RBS also has acknowledged Libor misdemeanours but has yet to settle with the authorities. The government is more concerned with the state of RBS and Lloyds because it is the dominant investor in each group. For RBS the troubles are piling up, and each regulatory problem uncovered makes it more difficult for the bank to trade its way out of trouble — and harder for the taxpayers’ stake eventually to return to the market. Among the issues still to be provided for are the final bill for Libor, the mounting cost of payment protection insurance, and real estate losses at Ulster Bank. Added to this list are the cost of its involvement in US sub-prime mortgage lending that resulted in a $42 million fine from the Nevada authorities in October, and the expectation of more to come.

It is the fear that one-off charges against profits will prevent RBS from building the necessary capital and liquidity cushion that is causing anxiety among bank supervisors. Andrew Bailey, a Bank of England policy-maker currently assigned to the FSA, has written to RBS suggesting that it makes further disposals, such as its American branch operation Citizens, so as to boost its capital. RBS demonstrated that there is still an appetite for initial public offerings in financial stocks when it disposed of a one-third interest in the insurer Direct Line last month, raising £787 million.

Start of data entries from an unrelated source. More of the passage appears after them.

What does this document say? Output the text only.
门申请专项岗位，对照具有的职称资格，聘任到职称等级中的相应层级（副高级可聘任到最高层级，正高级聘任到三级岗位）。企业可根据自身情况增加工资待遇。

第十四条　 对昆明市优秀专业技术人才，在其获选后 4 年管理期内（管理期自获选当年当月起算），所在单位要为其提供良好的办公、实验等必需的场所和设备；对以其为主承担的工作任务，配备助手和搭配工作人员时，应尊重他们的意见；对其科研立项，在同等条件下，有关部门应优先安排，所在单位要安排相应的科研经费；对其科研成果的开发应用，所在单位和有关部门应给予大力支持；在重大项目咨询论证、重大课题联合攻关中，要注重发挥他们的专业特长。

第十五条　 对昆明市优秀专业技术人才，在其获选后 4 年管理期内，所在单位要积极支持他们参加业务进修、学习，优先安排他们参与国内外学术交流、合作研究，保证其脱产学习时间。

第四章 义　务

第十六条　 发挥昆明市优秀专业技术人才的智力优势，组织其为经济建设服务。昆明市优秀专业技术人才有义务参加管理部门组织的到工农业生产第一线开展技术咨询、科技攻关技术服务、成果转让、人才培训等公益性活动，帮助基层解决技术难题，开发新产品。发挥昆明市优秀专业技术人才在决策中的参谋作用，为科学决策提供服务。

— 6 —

It has become clear, however, that British regulators have not finished in their effort to purge the banks of past mistakes. Even the strongest banking brands are having to deal with legacy issues. Santander UK has disclosed it is setting aside a further £232 million to cover the potential cost of items such as the mis-selling of interest-only mortgages and packaged premium bank accounts. HSBC is seeking to extricate itself from some of the acquisitions it made in the last decade in the US and beyond, and to focus expansion on growth markets in Asia-Pacific. It is still vulnerable to regulatory action from its involvement in US sub-prime and claims of money laundering through its Mexican subsidiaries as well as lingering problems with British consumers. But HSBC remains a profit machine that is far more able to absorb losses from the past and must still be regarded as the safest investment opportunity in the UK banking sector. It also measures up well against foreign rivals such as JPMorgan Chase, because of its exposure to the fastest-expanding -markets.

Barclays, after its boardroom upheavals, remains a bank in transition. Its new chief executive, Antony Jenkins, clearly wants to build up the retail side of the bank: he has demonstrated a determination to expand by purchasing ING’s portfolio of British mortgages. On the other hand, it is still not clear how committed Jenkins and his new chairman Sir David Walker are to the investment bank, which in recent years has been the driver of growth. Barclays still carries regulatory baggage including a Serious Fraud Office inquiry into its Middle East capital-raising in October 2008. Nevertheless, it remains firmly established in the private sector, having eschewed a bailout, and is sensibly expanding in growth markets in Africa, where it has a long history. But it cannot escape toughening regulatory requirements and may need to seek new capital that could dilute existing shareholders.

It would be nice to recommend buying shares in RBS in the hopes that one day it may be restored to its former glory. But that looks unlikely: the risks are far too great. A better investment in a state-dominated bank might well be Lloyds (which I hold), because of its strong position in the UK’s retail market, once it has discarded its legacy liabilities. After all, it was the lust for market share that attracted dull old Lloyds to acquire dodgy HBOS in the first instance.

StanChart also looks a relatively good investment, given its heavy exposure to Asia-Pacific and despite its skirmish with the US regulators. The Direct Line IPO demonstrated that well focused general insurers, of which Admiral is another, can be attractive. Demand should be strong when esure — created, like Direct Line, by the insurance genius Peter Wood — comes to the public markets this year or early next.

But if anything, bank shares have become toxic again in recent weeks. If the UK economy is really on the mend then the balance sheets and shares of the banks could recover. But not in the short run.

Alex Brummer is City Editor of the Daily Mail.